Sara and Emilie grew up in very different environments but share similar problems. Emilie’s family’s Creole roots are in New Orleans, but her grandparents’ generation were part of the great migration westward to California after WWII. Her parents are successful professionals, but that does not prevent tragedy from striking the family. Emilie, a young teen, tries very hard to be the good, reliable, non-problematic child, but what she discovers as an adult is that erasing herself in that way — not being open about her needs and hurts— has caused her pain and sadness, and it gets in the way of her speaking up for herself and making decisions for herself alone. Emilie is a people pleaser who has not found direction or romantic fulfillment in her life. A chance job with a florist does two important things for Emilie: it provides a creative job that she enjoys and has a flair for, and it puts her in the path of two people with whom romance becomes reality.

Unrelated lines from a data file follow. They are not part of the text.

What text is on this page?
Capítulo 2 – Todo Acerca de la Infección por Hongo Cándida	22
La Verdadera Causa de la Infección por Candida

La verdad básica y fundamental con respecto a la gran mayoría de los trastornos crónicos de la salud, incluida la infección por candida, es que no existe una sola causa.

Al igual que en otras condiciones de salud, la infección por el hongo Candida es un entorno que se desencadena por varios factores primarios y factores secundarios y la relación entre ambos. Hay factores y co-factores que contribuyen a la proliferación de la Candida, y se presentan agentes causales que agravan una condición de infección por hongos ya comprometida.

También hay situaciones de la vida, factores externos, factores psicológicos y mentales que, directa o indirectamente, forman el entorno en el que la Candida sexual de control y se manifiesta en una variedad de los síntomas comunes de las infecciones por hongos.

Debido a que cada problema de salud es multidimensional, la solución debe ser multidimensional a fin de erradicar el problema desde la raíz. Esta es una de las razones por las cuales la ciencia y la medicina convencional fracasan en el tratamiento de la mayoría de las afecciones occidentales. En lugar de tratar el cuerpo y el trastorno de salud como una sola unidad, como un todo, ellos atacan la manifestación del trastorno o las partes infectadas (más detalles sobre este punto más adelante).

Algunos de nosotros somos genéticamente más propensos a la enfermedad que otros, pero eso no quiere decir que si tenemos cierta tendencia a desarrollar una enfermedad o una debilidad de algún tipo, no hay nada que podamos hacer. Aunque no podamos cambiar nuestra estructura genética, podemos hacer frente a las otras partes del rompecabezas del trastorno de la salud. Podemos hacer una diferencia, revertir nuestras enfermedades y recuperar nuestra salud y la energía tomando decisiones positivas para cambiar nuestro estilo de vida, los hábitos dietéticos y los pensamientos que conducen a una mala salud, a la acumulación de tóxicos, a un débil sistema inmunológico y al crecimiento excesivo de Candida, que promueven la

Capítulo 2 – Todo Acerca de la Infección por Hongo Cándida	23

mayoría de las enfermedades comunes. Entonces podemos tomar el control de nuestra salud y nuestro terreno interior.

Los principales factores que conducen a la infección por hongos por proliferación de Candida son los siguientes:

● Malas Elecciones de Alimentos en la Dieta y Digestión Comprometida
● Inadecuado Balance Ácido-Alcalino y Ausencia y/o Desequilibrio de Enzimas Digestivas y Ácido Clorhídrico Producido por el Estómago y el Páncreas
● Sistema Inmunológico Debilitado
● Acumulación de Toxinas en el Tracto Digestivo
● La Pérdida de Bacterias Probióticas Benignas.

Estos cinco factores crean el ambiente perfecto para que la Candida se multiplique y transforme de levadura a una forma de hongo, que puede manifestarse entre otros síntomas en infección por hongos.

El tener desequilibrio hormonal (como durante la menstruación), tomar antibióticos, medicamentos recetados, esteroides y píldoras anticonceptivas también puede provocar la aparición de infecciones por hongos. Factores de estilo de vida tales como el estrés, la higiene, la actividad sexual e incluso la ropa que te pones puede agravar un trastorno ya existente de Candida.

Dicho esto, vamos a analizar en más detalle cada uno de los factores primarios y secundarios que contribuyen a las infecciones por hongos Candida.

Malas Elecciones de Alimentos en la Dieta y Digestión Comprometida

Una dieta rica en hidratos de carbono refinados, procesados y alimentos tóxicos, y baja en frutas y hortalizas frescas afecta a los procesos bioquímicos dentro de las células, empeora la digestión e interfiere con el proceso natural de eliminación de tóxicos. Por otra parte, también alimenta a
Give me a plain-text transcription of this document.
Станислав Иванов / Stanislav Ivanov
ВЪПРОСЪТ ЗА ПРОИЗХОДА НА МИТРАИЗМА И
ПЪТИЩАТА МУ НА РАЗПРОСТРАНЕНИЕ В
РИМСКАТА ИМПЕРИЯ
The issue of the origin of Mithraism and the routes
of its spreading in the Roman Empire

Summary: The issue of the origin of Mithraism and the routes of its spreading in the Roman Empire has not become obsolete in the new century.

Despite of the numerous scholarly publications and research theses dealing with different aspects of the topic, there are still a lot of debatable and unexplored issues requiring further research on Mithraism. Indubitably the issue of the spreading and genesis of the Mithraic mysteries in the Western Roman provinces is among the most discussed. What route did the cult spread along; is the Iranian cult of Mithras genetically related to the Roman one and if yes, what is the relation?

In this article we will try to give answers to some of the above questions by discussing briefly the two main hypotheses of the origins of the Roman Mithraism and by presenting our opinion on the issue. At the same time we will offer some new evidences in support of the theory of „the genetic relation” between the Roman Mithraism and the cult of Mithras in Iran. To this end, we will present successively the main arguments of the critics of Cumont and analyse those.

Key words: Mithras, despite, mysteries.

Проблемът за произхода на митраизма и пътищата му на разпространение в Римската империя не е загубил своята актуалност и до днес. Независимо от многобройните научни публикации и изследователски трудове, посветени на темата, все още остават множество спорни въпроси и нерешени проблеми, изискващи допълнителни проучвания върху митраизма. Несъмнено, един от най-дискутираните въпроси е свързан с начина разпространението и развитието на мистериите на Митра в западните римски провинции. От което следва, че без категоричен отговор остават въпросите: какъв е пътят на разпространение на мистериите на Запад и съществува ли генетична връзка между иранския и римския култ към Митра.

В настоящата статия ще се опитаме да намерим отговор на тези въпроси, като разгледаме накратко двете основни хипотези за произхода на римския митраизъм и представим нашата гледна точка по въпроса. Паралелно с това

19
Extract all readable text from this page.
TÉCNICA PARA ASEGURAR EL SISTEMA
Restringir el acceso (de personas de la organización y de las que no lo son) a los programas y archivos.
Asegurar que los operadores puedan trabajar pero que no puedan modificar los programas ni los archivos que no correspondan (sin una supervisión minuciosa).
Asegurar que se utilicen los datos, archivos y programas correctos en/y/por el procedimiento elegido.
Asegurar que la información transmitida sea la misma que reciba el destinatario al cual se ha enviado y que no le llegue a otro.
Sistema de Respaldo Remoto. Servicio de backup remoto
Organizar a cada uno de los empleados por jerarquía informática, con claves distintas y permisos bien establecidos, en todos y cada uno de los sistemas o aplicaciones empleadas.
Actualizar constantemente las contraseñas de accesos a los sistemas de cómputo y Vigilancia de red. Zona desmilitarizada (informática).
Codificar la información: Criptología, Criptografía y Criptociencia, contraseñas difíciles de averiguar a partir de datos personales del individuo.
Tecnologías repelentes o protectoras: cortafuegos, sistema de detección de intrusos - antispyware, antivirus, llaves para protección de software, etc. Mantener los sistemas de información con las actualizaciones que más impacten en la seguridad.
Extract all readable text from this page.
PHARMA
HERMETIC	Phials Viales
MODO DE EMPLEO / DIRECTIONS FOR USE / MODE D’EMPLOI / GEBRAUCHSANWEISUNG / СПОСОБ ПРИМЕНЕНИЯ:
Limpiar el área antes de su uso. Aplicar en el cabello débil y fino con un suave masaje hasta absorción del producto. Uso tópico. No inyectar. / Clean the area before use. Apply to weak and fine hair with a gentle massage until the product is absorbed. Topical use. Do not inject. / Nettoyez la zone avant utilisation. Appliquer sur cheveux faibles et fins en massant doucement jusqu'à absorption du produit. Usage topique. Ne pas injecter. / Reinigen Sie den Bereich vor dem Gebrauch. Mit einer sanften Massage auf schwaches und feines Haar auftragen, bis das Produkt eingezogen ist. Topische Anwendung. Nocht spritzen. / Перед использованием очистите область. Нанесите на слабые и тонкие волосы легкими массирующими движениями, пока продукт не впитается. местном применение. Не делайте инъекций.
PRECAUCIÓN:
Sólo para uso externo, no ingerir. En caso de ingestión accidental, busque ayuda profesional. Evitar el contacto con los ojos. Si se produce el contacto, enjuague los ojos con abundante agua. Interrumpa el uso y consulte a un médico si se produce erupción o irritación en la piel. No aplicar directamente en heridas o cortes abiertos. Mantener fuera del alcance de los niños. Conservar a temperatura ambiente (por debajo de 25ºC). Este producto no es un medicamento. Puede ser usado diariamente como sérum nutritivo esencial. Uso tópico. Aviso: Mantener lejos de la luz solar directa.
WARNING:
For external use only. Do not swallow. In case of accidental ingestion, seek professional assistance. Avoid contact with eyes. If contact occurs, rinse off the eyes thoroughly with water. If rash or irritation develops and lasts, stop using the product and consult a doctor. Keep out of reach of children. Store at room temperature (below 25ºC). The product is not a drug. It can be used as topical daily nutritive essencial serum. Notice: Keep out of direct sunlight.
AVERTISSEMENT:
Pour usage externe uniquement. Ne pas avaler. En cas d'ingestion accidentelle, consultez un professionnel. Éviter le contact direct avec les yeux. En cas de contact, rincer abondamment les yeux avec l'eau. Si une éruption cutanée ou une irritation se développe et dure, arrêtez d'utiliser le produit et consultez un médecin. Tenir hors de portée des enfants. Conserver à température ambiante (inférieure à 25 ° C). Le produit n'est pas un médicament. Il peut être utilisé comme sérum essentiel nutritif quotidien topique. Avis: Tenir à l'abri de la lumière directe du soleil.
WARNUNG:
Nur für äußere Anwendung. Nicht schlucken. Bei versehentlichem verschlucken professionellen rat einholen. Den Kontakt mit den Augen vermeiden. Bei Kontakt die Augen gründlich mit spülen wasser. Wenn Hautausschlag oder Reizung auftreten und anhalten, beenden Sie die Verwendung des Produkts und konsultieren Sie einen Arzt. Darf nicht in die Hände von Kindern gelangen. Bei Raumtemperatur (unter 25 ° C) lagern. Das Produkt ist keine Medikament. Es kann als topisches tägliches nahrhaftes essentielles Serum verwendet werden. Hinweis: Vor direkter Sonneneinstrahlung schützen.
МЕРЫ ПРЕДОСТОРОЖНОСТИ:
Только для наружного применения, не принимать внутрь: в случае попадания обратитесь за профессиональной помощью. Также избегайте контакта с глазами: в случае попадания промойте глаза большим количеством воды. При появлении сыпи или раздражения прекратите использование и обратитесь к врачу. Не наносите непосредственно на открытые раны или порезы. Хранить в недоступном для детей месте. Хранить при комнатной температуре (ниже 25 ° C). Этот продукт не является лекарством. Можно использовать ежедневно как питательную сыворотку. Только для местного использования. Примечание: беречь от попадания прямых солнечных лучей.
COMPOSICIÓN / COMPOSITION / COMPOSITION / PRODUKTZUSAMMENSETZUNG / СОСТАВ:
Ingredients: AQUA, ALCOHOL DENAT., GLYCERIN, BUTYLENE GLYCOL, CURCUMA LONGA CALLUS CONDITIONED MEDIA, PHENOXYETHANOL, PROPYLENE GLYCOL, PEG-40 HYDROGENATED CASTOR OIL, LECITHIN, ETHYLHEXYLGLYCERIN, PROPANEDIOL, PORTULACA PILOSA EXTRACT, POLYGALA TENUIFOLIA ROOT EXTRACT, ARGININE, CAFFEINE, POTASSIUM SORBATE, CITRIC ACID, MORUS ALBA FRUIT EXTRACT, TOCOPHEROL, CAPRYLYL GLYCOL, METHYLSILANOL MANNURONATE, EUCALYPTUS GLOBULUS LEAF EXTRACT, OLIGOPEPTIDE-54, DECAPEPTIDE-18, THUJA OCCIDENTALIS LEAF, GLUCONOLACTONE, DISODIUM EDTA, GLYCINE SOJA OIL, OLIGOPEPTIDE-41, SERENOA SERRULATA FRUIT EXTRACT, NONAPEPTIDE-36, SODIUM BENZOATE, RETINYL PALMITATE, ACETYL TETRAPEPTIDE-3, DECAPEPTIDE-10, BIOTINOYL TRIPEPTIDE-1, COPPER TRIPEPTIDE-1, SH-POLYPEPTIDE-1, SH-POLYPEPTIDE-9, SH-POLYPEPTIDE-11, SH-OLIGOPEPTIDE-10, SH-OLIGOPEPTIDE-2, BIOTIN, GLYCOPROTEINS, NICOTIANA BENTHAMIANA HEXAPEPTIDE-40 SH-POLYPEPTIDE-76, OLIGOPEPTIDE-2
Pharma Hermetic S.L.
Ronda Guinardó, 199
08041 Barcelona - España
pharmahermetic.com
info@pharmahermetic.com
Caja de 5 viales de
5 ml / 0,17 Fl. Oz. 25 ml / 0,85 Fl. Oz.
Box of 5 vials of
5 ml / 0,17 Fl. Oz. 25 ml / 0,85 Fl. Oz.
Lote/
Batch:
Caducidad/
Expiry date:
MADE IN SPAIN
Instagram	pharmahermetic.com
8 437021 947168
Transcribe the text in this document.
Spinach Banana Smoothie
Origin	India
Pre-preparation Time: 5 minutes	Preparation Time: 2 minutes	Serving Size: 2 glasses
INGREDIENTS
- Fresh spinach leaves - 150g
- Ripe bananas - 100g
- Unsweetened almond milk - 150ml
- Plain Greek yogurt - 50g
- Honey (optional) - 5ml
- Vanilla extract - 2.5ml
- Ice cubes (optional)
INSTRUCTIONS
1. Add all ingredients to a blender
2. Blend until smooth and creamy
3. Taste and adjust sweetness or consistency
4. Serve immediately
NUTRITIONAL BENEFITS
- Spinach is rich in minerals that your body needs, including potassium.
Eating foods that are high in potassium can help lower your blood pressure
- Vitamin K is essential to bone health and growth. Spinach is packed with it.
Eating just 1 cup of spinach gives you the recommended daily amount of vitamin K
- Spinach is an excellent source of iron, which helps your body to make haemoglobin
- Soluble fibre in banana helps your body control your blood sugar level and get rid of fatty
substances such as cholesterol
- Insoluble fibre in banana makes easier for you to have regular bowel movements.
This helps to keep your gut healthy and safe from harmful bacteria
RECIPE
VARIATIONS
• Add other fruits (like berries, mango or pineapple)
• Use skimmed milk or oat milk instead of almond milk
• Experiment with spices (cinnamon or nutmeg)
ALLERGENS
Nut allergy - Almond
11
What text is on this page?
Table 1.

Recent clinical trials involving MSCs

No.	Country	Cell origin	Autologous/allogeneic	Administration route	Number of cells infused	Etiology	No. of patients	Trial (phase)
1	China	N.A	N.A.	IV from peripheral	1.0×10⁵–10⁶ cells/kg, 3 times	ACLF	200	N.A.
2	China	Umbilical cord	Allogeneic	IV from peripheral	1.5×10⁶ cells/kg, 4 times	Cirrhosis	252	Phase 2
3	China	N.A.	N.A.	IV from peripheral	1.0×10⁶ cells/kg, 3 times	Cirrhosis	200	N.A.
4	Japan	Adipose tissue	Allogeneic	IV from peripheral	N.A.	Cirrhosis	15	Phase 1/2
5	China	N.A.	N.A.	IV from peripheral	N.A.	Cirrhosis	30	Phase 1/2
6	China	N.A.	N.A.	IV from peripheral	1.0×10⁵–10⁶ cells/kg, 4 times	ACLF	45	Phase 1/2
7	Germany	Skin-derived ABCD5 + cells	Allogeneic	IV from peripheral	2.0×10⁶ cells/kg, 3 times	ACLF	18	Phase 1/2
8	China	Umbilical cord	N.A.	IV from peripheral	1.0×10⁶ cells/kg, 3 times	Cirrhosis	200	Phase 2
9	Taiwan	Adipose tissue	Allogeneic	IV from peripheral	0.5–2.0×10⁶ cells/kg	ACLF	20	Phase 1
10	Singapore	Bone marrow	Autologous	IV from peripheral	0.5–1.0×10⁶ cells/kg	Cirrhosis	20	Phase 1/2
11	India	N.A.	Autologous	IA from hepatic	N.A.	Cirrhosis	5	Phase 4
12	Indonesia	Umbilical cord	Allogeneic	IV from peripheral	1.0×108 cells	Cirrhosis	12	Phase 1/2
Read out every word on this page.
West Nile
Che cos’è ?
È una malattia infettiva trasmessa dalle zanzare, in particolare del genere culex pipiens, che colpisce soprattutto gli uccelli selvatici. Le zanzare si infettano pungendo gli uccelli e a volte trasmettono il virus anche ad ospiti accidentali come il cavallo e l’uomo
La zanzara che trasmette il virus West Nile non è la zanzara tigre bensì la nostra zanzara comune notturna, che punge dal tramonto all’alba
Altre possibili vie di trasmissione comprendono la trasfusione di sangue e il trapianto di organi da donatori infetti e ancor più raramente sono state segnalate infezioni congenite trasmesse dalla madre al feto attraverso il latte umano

Sara, on the other hand, grew up in the Pacific Northwest and ran away as a teen to Los Angeles. We know that her mother died young from illness, that she has a younger brother whom she adores and a father with whom she has a problematic relationship. We also know that Sara as a teen was deeply in love with her friend Annie, who disappeared and was later found dead. Sara is prepared to do anything to get as far away from her little home town as possible, but the ghosts of her past follow. She finds success as a bartender and drink creator in LA, and her services are in high demand. One of her clients is the trendy restaurant called Yerba Buena, which is also where Emilie arranges flowers every week.
As the story progresses, author LaCour provides bits and pieces of each character’s past, slowly revealing the extent of each woman’s trauma and their desire to become whole again. The path forward for each woman involves a personal journey, where they must on their own admit to what has happened to them and find a way to live with it. Each woman must find what will make her feel fulfilled in a personal way before they can open themselves up to an adult relationship. I like the way LaCour presents the relationship between these two women as a work in progress, and that they needed to work on themselves first.
This novel contains a number of triggers: suicide, drug abuse, sexual molestation. While LaCour has written YA novels, this is not a YA novel; it is an adult story.